In an impressive display of conscience and consensus, Connecticut’s Legislature passed legislation on the final day of its session Wednesday that will put photographs and other media that lay bare the graphic and gruesome details of the 12/14 massacre at Sandy Hook School beyond the reach of those employing the state’s Freedom of Information Act (FOIA) to secure their release. With only four dissenters in both chambers, the state Senate and House voted to exempt these materials not only in the Sandy Hook case, but for all homicides in the state. Governor Dannel P. Malloy has promised to sign the bill. The legislation also calls for the creation of a task force to recommend ways to reconcile the competing interests of victim privacy and the public’s right to know, acknowledging the emerging public view that privacy rights need more protection. One poll published this week showed nearly seven in ten voters opposing the release of crime scene photos from the Sandy Hook School.

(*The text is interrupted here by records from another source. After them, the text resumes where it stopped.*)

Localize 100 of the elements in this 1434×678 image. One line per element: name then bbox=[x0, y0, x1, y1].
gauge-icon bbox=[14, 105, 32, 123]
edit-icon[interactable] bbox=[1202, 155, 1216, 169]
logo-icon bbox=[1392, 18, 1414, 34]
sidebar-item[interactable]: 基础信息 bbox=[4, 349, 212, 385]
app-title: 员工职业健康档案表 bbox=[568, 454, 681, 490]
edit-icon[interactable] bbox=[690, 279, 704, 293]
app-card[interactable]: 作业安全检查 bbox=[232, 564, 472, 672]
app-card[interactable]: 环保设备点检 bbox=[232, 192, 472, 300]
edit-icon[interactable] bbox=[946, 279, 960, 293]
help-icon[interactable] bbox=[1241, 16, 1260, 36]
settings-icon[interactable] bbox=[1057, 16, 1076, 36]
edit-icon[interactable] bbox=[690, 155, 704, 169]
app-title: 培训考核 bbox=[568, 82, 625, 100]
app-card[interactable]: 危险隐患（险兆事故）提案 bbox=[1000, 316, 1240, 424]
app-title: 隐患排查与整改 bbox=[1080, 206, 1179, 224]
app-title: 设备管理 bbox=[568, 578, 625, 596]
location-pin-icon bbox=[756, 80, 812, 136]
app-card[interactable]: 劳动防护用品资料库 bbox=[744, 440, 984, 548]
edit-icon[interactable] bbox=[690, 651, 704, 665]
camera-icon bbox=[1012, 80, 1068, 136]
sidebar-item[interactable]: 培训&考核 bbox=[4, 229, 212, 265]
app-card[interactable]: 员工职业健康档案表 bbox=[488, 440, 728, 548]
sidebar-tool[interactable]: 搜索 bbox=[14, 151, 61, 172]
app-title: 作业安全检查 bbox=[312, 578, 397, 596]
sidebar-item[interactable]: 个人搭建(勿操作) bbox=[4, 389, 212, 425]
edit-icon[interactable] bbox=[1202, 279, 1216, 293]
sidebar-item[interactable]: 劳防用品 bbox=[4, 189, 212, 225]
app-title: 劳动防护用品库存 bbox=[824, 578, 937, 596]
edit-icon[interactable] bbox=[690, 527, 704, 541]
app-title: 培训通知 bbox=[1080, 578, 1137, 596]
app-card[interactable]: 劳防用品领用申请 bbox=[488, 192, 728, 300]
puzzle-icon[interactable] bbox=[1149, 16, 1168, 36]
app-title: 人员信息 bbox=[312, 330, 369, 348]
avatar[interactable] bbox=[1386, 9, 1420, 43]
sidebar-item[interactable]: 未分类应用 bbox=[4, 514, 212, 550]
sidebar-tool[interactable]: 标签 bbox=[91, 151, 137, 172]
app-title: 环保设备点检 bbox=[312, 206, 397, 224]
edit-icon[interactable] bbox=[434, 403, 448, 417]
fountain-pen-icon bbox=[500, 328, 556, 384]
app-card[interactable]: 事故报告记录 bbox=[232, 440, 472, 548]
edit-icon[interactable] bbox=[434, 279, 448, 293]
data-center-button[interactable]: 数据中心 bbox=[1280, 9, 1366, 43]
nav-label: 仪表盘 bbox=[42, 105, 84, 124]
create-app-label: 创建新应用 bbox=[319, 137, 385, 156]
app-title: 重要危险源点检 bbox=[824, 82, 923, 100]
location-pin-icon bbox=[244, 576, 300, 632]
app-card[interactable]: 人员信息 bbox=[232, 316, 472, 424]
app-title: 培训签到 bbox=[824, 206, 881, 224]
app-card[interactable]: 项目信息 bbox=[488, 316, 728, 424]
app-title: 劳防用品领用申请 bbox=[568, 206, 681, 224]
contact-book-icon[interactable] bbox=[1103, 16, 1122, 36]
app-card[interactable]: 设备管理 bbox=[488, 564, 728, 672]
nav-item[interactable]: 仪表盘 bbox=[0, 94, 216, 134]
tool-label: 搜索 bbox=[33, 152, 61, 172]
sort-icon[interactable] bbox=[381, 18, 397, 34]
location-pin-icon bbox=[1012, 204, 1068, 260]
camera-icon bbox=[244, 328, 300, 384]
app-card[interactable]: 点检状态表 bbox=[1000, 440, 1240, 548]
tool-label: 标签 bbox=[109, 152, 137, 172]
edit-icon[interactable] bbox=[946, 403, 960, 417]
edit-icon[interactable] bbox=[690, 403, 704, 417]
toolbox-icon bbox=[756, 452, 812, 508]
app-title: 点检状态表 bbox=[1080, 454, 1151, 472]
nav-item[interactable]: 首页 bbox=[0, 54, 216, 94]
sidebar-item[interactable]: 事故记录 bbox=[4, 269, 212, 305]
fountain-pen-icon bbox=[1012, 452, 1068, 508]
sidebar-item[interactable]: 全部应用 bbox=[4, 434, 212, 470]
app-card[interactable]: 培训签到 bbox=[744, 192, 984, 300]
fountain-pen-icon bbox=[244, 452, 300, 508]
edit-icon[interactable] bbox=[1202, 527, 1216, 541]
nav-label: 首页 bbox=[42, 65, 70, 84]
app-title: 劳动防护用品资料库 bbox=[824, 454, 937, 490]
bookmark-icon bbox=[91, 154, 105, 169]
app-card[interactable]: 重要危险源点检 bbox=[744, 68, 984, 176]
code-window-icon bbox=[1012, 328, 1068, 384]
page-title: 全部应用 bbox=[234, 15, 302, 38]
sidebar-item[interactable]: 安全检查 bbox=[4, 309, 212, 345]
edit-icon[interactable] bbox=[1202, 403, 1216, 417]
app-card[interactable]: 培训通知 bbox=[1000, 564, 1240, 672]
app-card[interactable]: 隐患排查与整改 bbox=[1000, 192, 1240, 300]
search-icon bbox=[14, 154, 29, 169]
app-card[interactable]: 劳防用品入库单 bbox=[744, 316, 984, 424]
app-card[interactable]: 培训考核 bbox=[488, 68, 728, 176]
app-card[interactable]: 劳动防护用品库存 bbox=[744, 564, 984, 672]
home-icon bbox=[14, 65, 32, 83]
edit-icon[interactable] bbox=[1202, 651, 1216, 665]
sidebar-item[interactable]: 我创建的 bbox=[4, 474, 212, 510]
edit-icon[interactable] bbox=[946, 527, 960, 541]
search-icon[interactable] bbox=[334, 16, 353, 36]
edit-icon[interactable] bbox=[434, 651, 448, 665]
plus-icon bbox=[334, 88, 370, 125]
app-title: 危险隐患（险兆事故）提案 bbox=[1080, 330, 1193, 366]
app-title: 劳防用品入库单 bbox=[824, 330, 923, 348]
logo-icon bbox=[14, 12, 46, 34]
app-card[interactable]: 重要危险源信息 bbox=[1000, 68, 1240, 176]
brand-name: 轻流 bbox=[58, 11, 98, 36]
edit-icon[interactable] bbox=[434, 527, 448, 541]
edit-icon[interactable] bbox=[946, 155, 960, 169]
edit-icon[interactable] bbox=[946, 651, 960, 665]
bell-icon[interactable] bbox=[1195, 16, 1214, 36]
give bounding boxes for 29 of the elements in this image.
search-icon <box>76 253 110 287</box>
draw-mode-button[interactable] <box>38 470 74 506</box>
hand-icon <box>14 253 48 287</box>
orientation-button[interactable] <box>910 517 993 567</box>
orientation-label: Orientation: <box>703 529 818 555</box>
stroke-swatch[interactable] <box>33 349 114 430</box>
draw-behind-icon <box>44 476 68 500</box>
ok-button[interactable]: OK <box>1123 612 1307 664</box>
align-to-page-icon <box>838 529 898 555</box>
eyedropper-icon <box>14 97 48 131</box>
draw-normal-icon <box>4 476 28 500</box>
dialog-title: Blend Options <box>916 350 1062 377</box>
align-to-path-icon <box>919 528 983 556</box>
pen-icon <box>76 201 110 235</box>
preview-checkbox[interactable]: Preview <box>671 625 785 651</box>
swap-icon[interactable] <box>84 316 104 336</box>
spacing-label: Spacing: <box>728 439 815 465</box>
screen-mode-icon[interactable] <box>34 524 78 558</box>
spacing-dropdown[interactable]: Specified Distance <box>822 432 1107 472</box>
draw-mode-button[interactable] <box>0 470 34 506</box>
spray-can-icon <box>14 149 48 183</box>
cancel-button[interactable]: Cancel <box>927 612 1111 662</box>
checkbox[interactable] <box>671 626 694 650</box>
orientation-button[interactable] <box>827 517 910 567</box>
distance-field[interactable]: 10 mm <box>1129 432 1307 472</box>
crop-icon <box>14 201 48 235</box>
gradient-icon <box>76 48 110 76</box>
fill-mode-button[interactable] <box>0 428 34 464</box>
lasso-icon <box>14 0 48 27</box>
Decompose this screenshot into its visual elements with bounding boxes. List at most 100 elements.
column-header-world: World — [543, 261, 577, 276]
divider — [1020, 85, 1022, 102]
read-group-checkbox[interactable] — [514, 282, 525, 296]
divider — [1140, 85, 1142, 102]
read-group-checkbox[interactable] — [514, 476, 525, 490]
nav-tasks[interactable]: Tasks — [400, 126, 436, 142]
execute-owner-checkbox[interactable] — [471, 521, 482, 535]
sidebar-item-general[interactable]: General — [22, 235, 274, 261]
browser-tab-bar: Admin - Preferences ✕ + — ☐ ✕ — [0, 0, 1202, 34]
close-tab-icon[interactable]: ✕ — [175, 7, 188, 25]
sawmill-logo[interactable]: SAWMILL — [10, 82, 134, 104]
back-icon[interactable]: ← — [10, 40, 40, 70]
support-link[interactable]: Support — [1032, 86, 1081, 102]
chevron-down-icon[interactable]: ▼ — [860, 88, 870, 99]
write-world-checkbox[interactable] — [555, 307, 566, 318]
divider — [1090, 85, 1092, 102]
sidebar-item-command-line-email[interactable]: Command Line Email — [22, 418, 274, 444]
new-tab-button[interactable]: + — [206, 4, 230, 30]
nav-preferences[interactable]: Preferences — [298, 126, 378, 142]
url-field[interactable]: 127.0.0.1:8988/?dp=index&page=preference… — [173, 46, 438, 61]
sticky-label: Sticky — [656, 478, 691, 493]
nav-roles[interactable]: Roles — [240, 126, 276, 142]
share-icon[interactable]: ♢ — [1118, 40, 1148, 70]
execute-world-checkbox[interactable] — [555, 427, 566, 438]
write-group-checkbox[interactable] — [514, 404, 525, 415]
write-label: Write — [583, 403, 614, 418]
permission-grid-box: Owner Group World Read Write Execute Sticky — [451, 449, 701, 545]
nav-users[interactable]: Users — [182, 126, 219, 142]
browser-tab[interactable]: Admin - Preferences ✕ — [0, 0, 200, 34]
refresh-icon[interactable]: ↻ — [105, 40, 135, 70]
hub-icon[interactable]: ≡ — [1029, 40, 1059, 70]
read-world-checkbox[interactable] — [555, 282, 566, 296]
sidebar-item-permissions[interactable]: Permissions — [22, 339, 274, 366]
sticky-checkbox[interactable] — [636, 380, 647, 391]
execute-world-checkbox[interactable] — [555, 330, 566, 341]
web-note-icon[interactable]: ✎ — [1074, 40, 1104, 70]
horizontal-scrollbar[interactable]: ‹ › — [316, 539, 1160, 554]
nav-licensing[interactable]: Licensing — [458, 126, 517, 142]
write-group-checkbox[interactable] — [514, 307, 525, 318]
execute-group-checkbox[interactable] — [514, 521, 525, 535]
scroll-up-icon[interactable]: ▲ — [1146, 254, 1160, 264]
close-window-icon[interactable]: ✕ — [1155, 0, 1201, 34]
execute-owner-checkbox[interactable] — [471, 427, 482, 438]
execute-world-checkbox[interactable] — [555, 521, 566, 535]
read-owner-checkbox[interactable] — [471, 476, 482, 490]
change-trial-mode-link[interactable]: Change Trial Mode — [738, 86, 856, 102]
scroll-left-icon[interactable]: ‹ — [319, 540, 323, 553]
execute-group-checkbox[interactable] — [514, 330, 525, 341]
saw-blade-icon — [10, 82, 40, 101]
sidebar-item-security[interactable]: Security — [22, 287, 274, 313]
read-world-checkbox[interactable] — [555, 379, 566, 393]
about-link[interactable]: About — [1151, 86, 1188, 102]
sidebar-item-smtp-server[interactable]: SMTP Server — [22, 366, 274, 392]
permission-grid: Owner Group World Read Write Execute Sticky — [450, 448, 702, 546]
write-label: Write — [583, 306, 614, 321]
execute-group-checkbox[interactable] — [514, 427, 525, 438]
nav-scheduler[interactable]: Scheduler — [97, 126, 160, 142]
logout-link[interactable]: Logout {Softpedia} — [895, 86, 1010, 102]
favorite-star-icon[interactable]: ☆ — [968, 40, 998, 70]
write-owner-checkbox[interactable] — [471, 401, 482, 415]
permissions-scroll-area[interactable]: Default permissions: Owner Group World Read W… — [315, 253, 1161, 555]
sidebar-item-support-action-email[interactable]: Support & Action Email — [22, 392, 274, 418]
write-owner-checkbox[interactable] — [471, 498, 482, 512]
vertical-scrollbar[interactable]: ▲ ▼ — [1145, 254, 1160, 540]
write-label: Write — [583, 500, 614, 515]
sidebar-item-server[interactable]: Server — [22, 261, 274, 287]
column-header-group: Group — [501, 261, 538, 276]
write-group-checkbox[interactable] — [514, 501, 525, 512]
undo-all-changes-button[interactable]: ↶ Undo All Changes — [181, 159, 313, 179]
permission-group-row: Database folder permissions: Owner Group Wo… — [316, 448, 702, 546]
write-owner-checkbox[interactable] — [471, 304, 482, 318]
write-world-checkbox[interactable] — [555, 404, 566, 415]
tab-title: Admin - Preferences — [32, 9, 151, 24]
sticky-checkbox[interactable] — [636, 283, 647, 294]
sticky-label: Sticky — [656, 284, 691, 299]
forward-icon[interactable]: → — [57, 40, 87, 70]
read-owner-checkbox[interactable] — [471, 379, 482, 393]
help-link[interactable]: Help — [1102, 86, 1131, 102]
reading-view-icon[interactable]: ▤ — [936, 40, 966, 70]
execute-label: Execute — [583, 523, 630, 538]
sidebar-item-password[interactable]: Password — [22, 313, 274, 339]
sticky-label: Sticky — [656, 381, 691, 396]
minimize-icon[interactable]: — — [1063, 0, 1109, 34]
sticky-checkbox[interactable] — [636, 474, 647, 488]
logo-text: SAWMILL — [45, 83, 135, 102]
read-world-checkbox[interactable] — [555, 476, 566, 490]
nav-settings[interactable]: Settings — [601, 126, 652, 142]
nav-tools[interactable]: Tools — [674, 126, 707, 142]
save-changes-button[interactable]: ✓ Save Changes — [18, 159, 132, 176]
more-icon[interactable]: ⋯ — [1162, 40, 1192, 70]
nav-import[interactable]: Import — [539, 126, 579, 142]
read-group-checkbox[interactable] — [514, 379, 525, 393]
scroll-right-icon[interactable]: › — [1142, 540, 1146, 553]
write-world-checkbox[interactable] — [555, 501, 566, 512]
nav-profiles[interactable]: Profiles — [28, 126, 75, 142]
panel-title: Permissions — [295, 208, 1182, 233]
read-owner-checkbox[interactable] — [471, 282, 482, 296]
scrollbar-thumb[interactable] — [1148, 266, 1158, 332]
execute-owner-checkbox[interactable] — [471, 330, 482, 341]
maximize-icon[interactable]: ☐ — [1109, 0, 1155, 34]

The ends of the legislature’s action on Wednesday, however, were more satisfying than the means. While it is true that most people have the decency to want to relinquish whatever rights they may have to view photos and other materials that would victimize for a second time those who lost loved ones on 12/14 and in other murders, it is also true that most people do not want to relinquish their right to transparency in the lawmaking process. The decision by the governor and legislative leaders to negotiate and write the initial language of the bill in secret raised the suspicions and hackles of the staunch FOIA advocates in the media — with good cause. It does not say much for our ossified system of lawmaking when the only way to expedite an important legislative remedy is to turn the lights out. It shows an inherent lack of confidence in elected officials to act quickly and definitively in plain view when an overwhelming majority of voters is asking them simply to do the right thing.
The transparency problems in the processing of this legislation were initially conflated in the debate with the content of the legislation, threatening its passage earlier in the week. However, there is nothing about viewing the bodies of children shot from three to 11 times each, lying in the distressing attitudes of death, that improves transparency in government. There is nothing in the sounds of gunfire and screaming that enhances government by the people and for the people. The only public value of these materials is to the expert investigators, who will publicly report their observations, conclusions and, we hope, recommendations that will help advance public policy. Unfortunately, there is also commercial value in these pictures and recordings to those who cater to morbid interests. These interests have nothing to do with the greater good. And the facility of the Internet for amplifying those commercial rewards would virtually assure that graphic depictions of our community’s most grievous wounds would remain with us forever.
Fortunately, state lawmakers were able to distinguish their qualms about generating laws in secret from the clear and urgent need to protect the victims of the Sandy Hook shootings and other homicides from having their private tragedies exploited for page views and profit on the Internet.